Thorny Situations

Family drama ensues after a son returns from war in LTW's 'The Subject Was Roses'

If it's hard to get the tone right in Chekhov (see the companion review of The Cherry Orchard), settling on an approach to Frank Gilroy's The Subject Was Roses is as daunting as deciding between paper and plastic.

Gilroy won the 1965 Pulitzer Prize for this work about a dysfunctional family, and so it must be a Serious Play. Yet much of it can be read as comic. The trouble is that the characters don't usually realize that they're being funny, and so the audience--to say nothing of the actors--constantly has to wonder: Is it OK to laugh at that?

Live Theatre Workshop usually emphasizes the humor, and even the campiness, in its chosen material, and indeed, its production of The Subject Was Roses reliably draws titters from the audience. Yet the actors and director Chuck Rankin never strain for laughs; they refuse to undercut the bitterness and anger behind most of the lines.

A Pulitzer Prize is no guarantee of longevity or even, really, value, but The Subject Was Roses has held up well over the past 40 years. It's set in 1946, as young Timmy Cleary comes home from the war. Before he was drafted, Timmy had been a sickly kid, the sort a tough father like John Cleary assumes will never amount to anything, despite the potentially stifling support of an over-protective mother like Nettie Cleary. But now that he's back, Timmy is fit, secure and ready for life--which is more than can be said for the Cleary marriage. John and Nettie play Timmy off against each other, as they always have, but now, Timmy won't have anything to do with his parents' conflicts. Hoping to patch things up between his folks, he impulsively buys a rose bouquet for his mother and persuades John to take credit for the purchase. Somehow, this precipitates a crisis that finally brings the family's conflicts into the open.

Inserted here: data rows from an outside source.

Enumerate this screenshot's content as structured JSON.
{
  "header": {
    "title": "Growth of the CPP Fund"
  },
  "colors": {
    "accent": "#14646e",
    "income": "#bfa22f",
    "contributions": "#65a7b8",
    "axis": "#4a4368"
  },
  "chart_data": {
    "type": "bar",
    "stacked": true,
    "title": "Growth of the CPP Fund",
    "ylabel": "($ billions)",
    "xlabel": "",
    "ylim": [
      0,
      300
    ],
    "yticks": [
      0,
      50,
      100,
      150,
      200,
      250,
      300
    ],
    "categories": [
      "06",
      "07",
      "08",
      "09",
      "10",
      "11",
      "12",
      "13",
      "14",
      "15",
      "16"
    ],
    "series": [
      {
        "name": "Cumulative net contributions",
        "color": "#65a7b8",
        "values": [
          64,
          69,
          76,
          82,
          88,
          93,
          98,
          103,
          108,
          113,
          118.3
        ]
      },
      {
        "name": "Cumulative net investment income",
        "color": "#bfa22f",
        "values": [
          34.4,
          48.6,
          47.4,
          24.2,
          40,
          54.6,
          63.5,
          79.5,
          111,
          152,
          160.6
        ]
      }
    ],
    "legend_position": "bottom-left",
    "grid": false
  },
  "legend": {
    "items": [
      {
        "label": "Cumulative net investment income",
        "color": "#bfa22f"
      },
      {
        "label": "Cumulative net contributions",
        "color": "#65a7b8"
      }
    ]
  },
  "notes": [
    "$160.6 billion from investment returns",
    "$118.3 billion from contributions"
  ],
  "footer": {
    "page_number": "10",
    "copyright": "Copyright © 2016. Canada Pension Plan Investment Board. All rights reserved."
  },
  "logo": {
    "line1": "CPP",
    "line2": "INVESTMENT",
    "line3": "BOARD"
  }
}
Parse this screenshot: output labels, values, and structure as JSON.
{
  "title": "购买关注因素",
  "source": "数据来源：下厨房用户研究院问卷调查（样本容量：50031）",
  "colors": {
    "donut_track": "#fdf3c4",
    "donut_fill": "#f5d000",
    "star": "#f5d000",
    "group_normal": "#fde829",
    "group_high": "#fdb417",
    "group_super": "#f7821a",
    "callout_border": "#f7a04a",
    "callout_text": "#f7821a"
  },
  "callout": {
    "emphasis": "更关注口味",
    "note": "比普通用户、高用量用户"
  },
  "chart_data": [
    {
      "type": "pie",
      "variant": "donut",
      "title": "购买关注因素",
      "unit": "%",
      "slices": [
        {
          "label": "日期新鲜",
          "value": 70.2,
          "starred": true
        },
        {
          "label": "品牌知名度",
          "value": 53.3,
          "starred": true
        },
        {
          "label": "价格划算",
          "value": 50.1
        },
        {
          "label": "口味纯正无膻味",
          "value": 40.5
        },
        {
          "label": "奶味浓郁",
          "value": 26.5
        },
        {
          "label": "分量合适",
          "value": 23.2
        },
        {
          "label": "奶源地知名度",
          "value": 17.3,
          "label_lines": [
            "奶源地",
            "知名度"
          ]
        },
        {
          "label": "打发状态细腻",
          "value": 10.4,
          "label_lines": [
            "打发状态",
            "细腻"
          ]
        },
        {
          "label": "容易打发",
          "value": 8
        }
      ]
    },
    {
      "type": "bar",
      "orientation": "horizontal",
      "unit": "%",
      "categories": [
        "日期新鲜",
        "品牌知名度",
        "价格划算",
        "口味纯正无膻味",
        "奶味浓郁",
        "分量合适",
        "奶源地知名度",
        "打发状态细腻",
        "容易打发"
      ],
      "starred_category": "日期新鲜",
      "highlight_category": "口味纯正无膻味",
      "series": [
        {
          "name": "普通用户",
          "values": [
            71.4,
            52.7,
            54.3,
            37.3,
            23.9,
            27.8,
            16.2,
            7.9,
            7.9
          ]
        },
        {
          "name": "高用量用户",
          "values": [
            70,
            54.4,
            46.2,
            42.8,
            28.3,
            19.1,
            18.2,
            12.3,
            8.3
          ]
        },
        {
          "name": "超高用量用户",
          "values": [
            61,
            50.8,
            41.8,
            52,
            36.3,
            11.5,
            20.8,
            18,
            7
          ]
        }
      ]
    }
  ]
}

What, exactly, is the trouble between John and Nettie? It has something to do with sex, and with Nettie's attachment to her mother and her sister's retarded son, and John's disappointment that even though he's successful, he's not the up-from-the-bootstraps millionaire he'd hoped to be. And then there's John's problem with Timmy, long his mommy's pet, but now a real man, back from war. John resents his son's wartime experience and new advantages under the G.I. Bill; decades before, John had been turned away from the World War I recruiting office as the sole supporter of his family, and no doubt, he's felt that he's never really had a chance to prove himself.

If Edward Albee's Who's Afraid of Virginia Woolf? turned marital strife into a riotous cross between grand opera and Grand Guignol, Gilroy's The Subject Was Roses keeps the conflict on a more subdued level; it's significant that when Timmy cajoles his mom into dancing with him across the living room, Nettie is afraid that the noise will disturb the neighbors.

The tone of this quiet but intense play turns on the portrayal of John, and Bill Epstein gets him just right. As amusing as some of the family bickering may seem, Epstein's John is always tightly wound, bitter and potentially dangerous. There's no physical violence in this play, but Epstein, without clenching a fist, seems ready to strike at any moment.

Cynthia Jeffery gives us a stalwart but worn-down Nettie, a woman who honestly seems not to realize how she manipulates her son. The way Jeffery glares at John with evenness, fatigue and disappointment says as much as any of her lines can; even so, her measured, melancholy delivery of a late-night monologue provides one of this production's finest moments.

Eric Schumacher looks a bit old to play Timmy, but he supplies a steadiness and resolve that might elude some younger actors. It's good to see Schumacher take on a low-key, "normal" role after the splashier, less naturalistic parts he's gotten in the past year (including a sleazy producer and an Egyptian lawyer in purgatory).

This emotionally claustrophobic play would seem a natural fit for Live Theatre Workshop's small stage; oddly, the set design by Seren Helday and Richard Gremel--one of the company's best in recent memory--stretches from wall to wall, for once suggesting the true dimensions of an apartment, but seeming unusually spacious in the context of this storefront theater. This does the play no harm, but it would have been all right to have capitalized more on the stage's cramped dimensions.

Emotionally, at least, the production sets just the right tone. This Subject Was Roses brings the occasional smile of a well-arranged bouquet, but there are always thorns lurking beneath.